The presence of malaria, which infected annually more than 2 million people, was estimated to reduce industrial output of the South by one-third. The health-protection facilities of the South were limited. For example, there were only one-third as many doctors per capita in South Carolina as there were in California. The South was deficient in hospitals and clinics, as well as in health workers.

1938: The South’s inability to adequately support education sealed the vicious cycle.

Since adequate schools and other means of public education are indispensable to the successful functioning of a democratic nation, the country as a whole was concerned with the South’s difficulty in meeting its problem of education. Illiteracy was higher in the Southern states than in any other region. The South had to educate one-third of the nation’s children with one-sixth of the nation’s school revenues.
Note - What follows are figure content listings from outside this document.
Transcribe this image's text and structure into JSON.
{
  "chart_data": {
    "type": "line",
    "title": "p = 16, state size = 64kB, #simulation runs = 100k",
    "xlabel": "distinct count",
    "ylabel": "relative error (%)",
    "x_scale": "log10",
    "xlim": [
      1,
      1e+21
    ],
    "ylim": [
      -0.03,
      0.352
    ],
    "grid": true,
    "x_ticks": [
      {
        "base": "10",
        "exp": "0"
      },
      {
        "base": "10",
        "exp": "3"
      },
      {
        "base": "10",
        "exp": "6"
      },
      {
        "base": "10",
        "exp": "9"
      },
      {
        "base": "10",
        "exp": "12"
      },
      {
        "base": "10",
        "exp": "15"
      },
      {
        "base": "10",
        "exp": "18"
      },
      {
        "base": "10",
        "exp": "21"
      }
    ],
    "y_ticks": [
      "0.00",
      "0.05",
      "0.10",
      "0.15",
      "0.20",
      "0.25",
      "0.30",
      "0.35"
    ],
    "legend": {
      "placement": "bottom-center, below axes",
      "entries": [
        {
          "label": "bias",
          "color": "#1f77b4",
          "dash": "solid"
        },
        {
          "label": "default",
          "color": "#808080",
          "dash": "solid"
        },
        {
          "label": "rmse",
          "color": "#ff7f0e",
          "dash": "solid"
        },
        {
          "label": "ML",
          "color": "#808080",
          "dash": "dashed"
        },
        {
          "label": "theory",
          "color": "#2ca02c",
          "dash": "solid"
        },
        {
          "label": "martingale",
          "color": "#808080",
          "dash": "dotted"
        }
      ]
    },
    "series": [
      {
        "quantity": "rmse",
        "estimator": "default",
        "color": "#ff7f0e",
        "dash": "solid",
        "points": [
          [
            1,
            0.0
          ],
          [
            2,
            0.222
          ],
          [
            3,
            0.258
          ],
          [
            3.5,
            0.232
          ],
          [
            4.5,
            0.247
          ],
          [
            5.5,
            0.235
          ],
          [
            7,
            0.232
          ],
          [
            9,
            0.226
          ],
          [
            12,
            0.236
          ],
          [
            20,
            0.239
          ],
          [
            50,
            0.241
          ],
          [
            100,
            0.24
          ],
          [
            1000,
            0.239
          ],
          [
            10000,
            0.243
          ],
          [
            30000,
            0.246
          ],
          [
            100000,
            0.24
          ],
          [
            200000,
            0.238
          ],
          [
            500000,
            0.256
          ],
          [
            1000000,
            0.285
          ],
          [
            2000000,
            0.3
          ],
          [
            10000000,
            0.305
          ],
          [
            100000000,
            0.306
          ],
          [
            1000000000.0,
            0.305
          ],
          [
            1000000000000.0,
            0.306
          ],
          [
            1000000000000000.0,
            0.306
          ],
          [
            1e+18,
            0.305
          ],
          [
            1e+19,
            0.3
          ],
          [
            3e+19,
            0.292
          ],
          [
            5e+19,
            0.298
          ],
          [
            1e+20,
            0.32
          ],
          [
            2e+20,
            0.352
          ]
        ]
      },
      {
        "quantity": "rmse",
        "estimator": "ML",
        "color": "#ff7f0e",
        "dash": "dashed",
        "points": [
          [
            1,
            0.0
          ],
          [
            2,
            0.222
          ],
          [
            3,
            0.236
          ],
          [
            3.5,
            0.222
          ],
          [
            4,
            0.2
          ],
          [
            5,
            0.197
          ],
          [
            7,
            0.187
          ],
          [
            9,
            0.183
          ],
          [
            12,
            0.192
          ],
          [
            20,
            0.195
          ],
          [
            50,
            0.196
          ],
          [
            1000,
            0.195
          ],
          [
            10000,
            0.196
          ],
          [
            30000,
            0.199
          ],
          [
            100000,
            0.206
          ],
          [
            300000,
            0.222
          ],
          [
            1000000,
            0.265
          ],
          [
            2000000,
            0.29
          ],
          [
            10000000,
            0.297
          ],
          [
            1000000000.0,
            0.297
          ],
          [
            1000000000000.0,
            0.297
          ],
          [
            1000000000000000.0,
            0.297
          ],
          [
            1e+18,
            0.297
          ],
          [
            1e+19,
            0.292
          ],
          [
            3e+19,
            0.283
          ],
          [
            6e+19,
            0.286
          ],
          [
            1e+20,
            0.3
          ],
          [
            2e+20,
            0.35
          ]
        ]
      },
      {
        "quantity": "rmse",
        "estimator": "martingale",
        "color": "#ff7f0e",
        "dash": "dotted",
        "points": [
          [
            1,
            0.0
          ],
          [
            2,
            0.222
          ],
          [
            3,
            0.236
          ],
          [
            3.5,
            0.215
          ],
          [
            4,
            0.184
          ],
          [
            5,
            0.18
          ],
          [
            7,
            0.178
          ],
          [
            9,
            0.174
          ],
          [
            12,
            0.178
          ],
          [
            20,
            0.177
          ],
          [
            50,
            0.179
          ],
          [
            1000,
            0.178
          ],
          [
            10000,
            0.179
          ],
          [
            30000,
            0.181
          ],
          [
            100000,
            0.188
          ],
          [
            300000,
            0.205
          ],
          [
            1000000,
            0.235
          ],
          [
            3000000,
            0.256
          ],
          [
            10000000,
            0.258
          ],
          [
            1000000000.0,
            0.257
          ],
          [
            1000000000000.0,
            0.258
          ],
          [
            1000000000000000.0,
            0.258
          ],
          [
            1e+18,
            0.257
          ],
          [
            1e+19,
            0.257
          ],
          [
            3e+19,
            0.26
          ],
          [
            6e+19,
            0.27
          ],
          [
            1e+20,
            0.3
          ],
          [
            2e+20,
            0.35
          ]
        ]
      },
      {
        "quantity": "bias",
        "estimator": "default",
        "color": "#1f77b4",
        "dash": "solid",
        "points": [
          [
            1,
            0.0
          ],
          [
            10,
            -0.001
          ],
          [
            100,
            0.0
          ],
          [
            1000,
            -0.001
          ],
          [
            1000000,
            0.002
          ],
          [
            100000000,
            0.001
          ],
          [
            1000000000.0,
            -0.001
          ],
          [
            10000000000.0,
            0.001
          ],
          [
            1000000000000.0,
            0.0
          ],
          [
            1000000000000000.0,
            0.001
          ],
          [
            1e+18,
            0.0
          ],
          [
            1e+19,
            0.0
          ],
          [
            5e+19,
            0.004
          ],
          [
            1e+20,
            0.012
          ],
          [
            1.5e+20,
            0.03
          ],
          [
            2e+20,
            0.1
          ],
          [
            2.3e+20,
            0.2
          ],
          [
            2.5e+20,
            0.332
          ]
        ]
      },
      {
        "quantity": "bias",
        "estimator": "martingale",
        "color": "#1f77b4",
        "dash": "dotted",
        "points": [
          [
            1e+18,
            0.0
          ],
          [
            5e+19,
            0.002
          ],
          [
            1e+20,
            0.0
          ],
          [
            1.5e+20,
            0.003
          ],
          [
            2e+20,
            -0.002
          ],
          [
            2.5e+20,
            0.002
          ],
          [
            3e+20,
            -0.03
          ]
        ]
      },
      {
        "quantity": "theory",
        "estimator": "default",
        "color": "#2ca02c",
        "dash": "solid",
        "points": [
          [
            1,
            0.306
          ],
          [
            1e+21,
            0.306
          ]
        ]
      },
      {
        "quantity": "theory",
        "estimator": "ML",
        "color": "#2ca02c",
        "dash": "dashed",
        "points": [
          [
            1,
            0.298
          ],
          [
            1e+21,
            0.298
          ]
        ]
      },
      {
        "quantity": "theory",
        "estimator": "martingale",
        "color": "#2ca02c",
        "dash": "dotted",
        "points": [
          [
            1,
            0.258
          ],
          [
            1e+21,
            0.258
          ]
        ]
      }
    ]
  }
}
Although Southern teachers compared favorably with teachers elsewhere, the average annual salary of teachers in not one of the Southern states was equal to the average of the nation. In few places in the nation, on the other hand, was the number of pupils per teacher higher than in the South. Overcrowding of schools, particularly in rural areas, lowered the standards of education, and the short school terms of Southern rural schools further reduced their effectiveness. In the South only 16 percent of the children enrolled in school were in high school, compared with 24 percent in states outside the South.

Higher education in the South lagged far behind the rest of the nation. The total endowments of the colleges and universities of the South were less than the combined endowments of Harvard and Yale. Meager facilities existed in the South for research that might lead to the development of new industries especially adapted to the South’s resources. As for medical schools, the South did not have the facilities to educate sufficient doctors for its own needs.

But the poor educational status of the South was not a result of lack of effort to support schools.

All Southern states fell below the national average in tax resources per child, although they devoted a larger share of their tax income to schools. The Southern states spent about one-half the average for the country per child in schools.

That was the South 60 years ago. The National Emergency Council, advised by a group of 22 noted Southern leaders, pulled few punches in its stark portrayal of a South that constituted a “national emergency.”